(Putting this is GD as I’m not sure whether this has a definitive answer. Please move to GQ if necessary.)
He was secure in power, idolized by the masses, surrounded by his friends and comrades from the early days of the struggle and had established Communism on a stable basis in China. So what on earth did he have to gain by turning the country upside-down, inciting the people to criticize and even murder their leaders, people who were among his oldest and dearest friends? I just don’t get it. These are the actions of someone trying to overthrow an established government not of the head of such a government.
So what was going on? Senility? Did Mao lose his marbles in his old age? Or was Mao, old and isolated, a mere puppet controlled by his wife and the other members of the Gang of Four? I remember that was certainly the picture painted by the surviving leaders when the Cultural Revolution had been quelled and Madam Mao and her buddies got the chop, but I always figured that was a fiction designed to deflect blame from Mao, who was still revered by the masses.
If you suspect your “oldest and dearest friends” may have plans to supplant you, putting them on the defensive by inciting murder and mayhem could be a sound strategy.
Two things, I think.
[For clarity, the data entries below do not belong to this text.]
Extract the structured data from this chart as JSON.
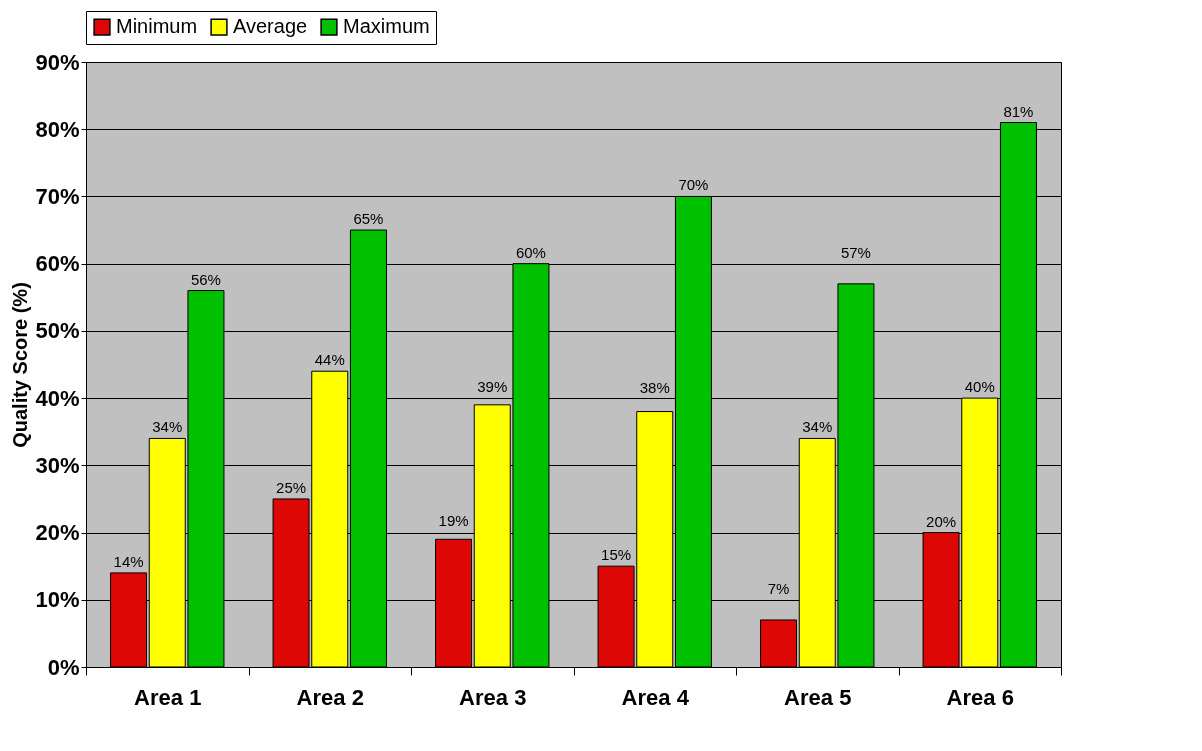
{
  "chart_data": {
    "type": "bar",
    "ylabel": "Quality Score (%)",
    "categories": [
      "Area 1",
      "Area 2",
      "Area 3",
      "Area 4",
      "Area 5",
      "Area 6"
    ],
    "series": [
      {
        "name": "Minimum",
        "color": "#dd0806",
        "values": [
          14,
          25,
          19,
          15,
          7,
          20
        ],
        "value_labels": [
          "14%",
          "25%",
          "19%",
          "15%",
          "7%",
          "20%"
        ]
      },
      {
        "name": "Average",
        "color": "#ffff00",
        "values": [
          34,
          44,
          39,
          38,
          34,
          40
        ],
        "value_labels": [
          "34%",
          "44%",
          "39%",
          "38%",
          "34%",
          "40%"
        ]
      },
      {
        "name": "Maximum",
        "color": "#00c000",
        "values": [
          56,
          65,
          60,
          70,
          57,
          81
        ],
        "value_labels": [
          "56%",
          "65%",
          "60%",
          "70%",
          "57%",
          "81%"
        ]
      }
    ],
    "ylim": [
      0,
      90
    ],
    "yticks": [
      {
        "value": 0,
        "label": "0%"
      },
      {
        "value": 10,
        "label": "10%"
      },
      {
        "value": 20,
        "label": "20%"
      },
      {
        "value": 30,
        "label": "30%"
      },
      {
        "value": 40,
        "label": "40%"
      },
      {
        "value": 50,
        "label": "50%"
      },
      {
        "value": 60,
        "label": "60%"
      },
      {
        "value": 70,
        "label": "70%"
      },
      {
        "value": 80,
        "label": "80%"
      },
      {
        "value": 90,
        "label": "90%"
      }
    ],
    "grid": "y",
    "legend": "top"
  }
}
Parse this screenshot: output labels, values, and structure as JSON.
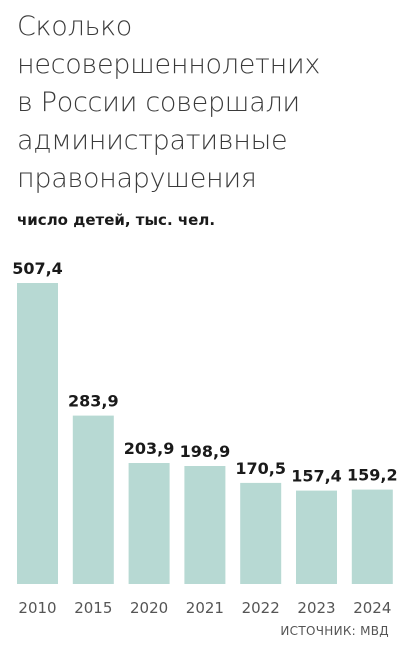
{
  "chart_data": {
    "type": "bar",
    "title_lines": [
      "Сколько",
      "несовершеннолетних",
      "в России совершали",
      "административные",
      "правонарушения"
    ],
    "subtitle": "число детей, тыс. чел.",
    "categories": [
      "2010",
      "2015",
      "2020",
      "2021",
      "2022",
      "2023",
      "2024"
    ],
    "values": [
      507.4,
      283.9,
      203.9,
      198.9,
      170.5,
      157.4,
      159.2
    ],
    "value_labels": [
      "507,4",
      "283,9",
      "203,9",
      "198,9",
      "170,5",
      "157,4",
      "159,2"
    ],
    "ylim": [
      0,
      507.4
    ],
    "grid": false,
    "legend": "none",
    "bar_color": "#b7d9d3",
    "source": "ИСТОЧНИК: МВД"
  }
}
First, it’s how he came to power and was able to take control of the CCP in the first place, so, why would he change? He did it by being a totally ruthless killer, purging the ranks of any decent and consolidating total power. Secondly, revenge on high ranking members who disagreed with his policies publically. The CR was a trap…it promised reforms but what it did is brought people out in the open so Mao could cut them down.
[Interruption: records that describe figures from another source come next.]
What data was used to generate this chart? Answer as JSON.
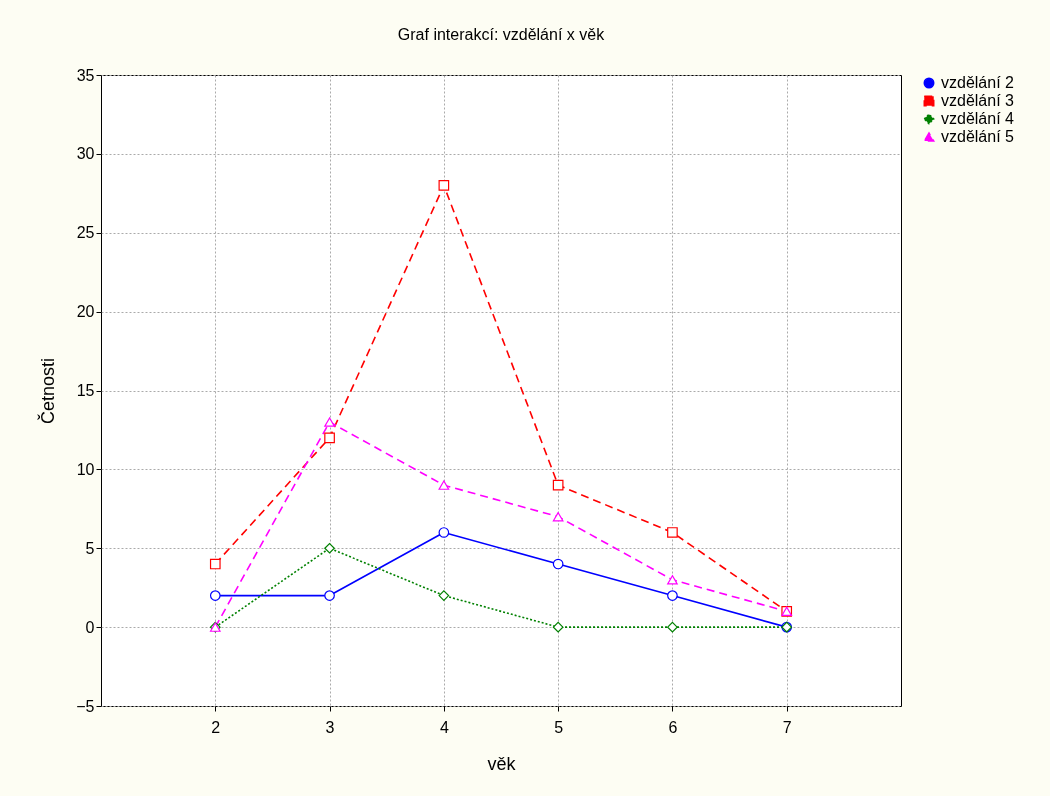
{
  "chart_data": {
    "type": "line",
    "title": "Graf interakcí: vzdělání x věk",
    "xlabel": "věk",
    "ylabel": "Četnosti",
    "x": [
      2,
      3,
      4,
      5,
      6,
      7
    ],
    "series": [
      {
        "name": "vzdělání 2",
        "color": "#0000ff",
        "marker": "circle",
        "line_style": "solid",
        "values": [
          2,
          2,
          6,
          4,
          2,
          0
        ]
      },
      {
        "name": "vzdělání 3",
        "color": "#ff0000",
        "marker": "square",
        "line_style": "dashed",
        "values": [
          4,
          12,
          28,
          9,
          6,
          1
        ]
      },
      {
        "name": "vzdělání 4",
        "color": "#008000",
        "marker": "diamond",
        "line_style": "dotted",
        "values": [
          0,
          5,
          2,
          0,
          0,
          0
        ]
      },
      {
        "name": "vzdělání 5",
        "color": "#ff00ff",
        "marker": "triangle",
        "line_style": "dashed",
        "values": [
          0,
          13,
          9,
          7,
          3,
          1
        ]
      }
    ],
    "xlim": [
      1,
      8
    ],
    "xticks": [
      2,
      3,
      4,
      5,
      6,
      7
    ],
    "ylim": [
      -5,
      35
    ],
    "yticks": [
      -5,
      0,
      5,
      10,
      15,
      20,
      25,
      30,
      35
    ],
    "grid": true,
    "legend": "right"
  }
}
From this bio, Mao’s “Great Leap Forward” turned out to be a huge disaster that resulted in millions dying of starvation, so he was persona non grata for a few years. His old allies no longer supported him. He was able to make his comeback by capitalizing on national fears of capitalism. Starting the Cultural Revolution, he had all the intellectuals sent to re-education through hard manual labor, and none of his detractors wanted to be reassigned. He was ruthless enough in his desire for personal power to forego all ties of loyalty he had previously built.
The CCP was evolving in a more moderate direction (think Deng Xiaoping) and Mao was losing power. He used idealistic youth as his revolutionary hammer to reassert his authority.
In the book the Lucifer Principle, the author claims after the failures of the great leap forward that the people who ran China started treating Mao like a dumb figurehead rather than the leader of China. So Mao started the cultural revolution to take power back.
There is a book called Becoming Madame Mao, by Anchee Min, that tells the story of how the two came to power and what the internal politics were like in the Party. I don’t know how well researched the book was but, as I recall it, the Mao’s were in fear of being ousted, and so started the Cultural Revolution as a way to distract everyone in the country and to utilize the anger if the people as a mechanism to take out their political enemies by proclaiming then enemies of the people.
They probably don’t say that about Madame Mao, more leftist than he, who felt she had the right to follow her husband as supreme leader.
A vain, greed-filled, ultimately stupid woman who controlled her own propaganda, yet was the target of lies from her enemies for decades, she came to believe her own meant-for destiny, but was sheerly defeated by her despised rival.
I agree. Mao was still the ceremonial leader of China but his actual power was slipping away. He launched the Cultural Revolution as a means of getting rid of political rivals.
In Russia they still have a positive opinion of Stalin. I don’t get it. Mao and Stalin caused so much damage to their nations. Whatever good they caused could’ve been done by someone less incompetent and destructive.
The political and cultural leadership of China since 1976 has been entirely composed of people who were perecuted and relegated to political exile during the cultural revolution. So when they managed to wrest power back, the first thing they did was denounce Mao and everything the CR stood for and foster a whole genre of revisionist literature from amongst their fellow travellers.
The Cultural revolution still enjoys widespread support amongst people in the countryside and outside the cities who benefitted from the positive aspects. But of course their voices are largely supressed by the Chinese government wh now pushes a narrative that poor urban elites were the real victims, and of course the urban elits are the ones who eventually get book deals in English, so ignorant westerners who know nothing about the history of China conveniently buy into the Chinese government narrative.
My wild-assed guess is that Mao took a look at the Soviet Union- which post-Stalin was descending into a comfortable bureaucracy of apparatchiks- and decided partly for ideological reasons and partly as a projection of his own midlife crisis that a “perpetual revolution” was the only way to preserve the vitality and purity of the movement. What he wanted was actually paraphrased years earlier by George Orwell in 1984, when the character O’Brien said that the revolution would always have just happened a few years ago and would be eternally young.
ETA: and it didn’t hurt that Mao did this just as the first generation who hadn’t been adults before the Revolution were coming of age, and that the Party bureaucrats made handy scapegoats for the various failures China had suffered.
Well it goes back to St. Just’s declaration of Permanent Revolution, and Trotsky’s reworking of that according to Marx’s restatement in the 1840s ( which is easily unseen, so 19th century is Karl, only 50 years after St. Just bit the big one ).